The space is confined, which lends it an air of austerity due to its spatial limitations. This is an opportunity to cut corners in the specifications.
So, there's no access to electricity; he will have to make do with this space. He will have to rely on sunlight streaming through the halo, which will also tell him the time, much like a sundial would.
Burdened by this oppression, he feels uncomfortable. He is told he is crazy and needs to be observed. In the process, he loses his privacy, without even knowing if someone is watching him at any given moment.
Now he is faced with a choice: either to strengthen his sense of belonging and conform to the framework or to reject it and define himself in exclusion.
Everything around him serves as a reminder of his condition.
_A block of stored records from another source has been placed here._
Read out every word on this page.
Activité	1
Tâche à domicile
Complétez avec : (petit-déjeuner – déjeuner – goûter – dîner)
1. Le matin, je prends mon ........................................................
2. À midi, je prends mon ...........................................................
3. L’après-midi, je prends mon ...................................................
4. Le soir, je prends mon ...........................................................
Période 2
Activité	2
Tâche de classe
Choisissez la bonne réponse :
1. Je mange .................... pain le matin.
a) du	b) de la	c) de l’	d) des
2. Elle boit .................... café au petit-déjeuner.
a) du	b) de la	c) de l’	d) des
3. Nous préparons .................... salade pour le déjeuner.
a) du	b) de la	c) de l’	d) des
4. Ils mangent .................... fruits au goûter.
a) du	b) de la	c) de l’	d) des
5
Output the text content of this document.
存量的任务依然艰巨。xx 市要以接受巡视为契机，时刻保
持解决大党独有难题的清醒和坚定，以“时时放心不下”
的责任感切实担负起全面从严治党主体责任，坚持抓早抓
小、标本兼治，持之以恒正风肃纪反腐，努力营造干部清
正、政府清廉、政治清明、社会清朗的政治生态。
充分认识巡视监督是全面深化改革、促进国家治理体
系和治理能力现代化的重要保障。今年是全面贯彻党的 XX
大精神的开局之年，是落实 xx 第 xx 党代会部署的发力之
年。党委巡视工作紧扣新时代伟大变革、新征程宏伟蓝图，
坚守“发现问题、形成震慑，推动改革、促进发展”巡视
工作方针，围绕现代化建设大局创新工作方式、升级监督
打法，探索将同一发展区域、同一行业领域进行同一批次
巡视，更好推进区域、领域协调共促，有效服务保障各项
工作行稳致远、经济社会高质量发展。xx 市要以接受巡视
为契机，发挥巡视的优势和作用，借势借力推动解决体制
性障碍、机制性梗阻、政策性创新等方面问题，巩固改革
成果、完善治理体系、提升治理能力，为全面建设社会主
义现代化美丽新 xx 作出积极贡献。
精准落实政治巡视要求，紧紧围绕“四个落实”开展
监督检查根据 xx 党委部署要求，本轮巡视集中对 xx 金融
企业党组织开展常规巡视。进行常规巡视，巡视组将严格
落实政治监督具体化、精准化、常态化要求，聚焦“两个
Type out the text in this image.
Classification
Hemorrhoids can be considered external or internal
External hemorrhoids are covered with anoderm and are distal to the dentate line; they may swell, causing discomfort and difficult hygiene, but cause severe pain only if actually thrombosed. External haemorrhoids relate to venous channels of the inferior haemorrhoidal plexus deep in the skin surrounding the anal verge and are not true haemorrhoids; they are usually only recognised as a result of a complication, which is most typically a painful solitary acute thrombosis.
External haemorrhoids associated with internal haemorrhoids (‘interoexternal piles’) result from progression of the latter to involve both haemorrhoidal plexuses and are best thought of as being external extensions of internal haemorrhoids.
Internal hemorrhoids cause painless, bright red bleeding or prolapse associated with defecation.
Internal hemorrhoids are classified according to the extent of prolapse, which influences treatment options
The pattern on his floor covering obsesses him and makes him realize that the remaining space in his room, once the essential furniture is installed, is a cube with sides measuring 2.10 meters, an empty cube in which he is confined.
Without a mirror, he projects himself onto the painting placed on the windowsill and realizes that he can escape this fate. He records his thoughts in his A5 notebook, a format that has the advantage of being portable. After all, why should the format of his notebook be more liberated than he is?
He complies because, deep down, he cannot resign himself to succumbing to discomfort and the boredom caused by the lack of freedom. He is transformed. He walks around his cubic space and meditates."
Call "Vues sur #1" - Winner
At the end of 2019, the ICA launched a call for young architects, interior designers, town planners and landscape architects from the Wallonia-Brussels Federation to express their architectural approach through the virtual spatial design of a space measuring 3m x 2.6m x 2.3 m in height. Five winners were chosen. All the projects were exhibited at the Recyclart Art and Cultural Centre in Brussels, one of the ICA's founding venues, in 2020.
In 2021 in Namur, as part of "L'architecture vous veut du bien", young architecture from Wallonia-Brussels was showcased in a tour of Namur from north to south. The five young architectural offices that won Vues sur #1 were showcased in vacant shop windows in the city center and in cultural venues around Namur.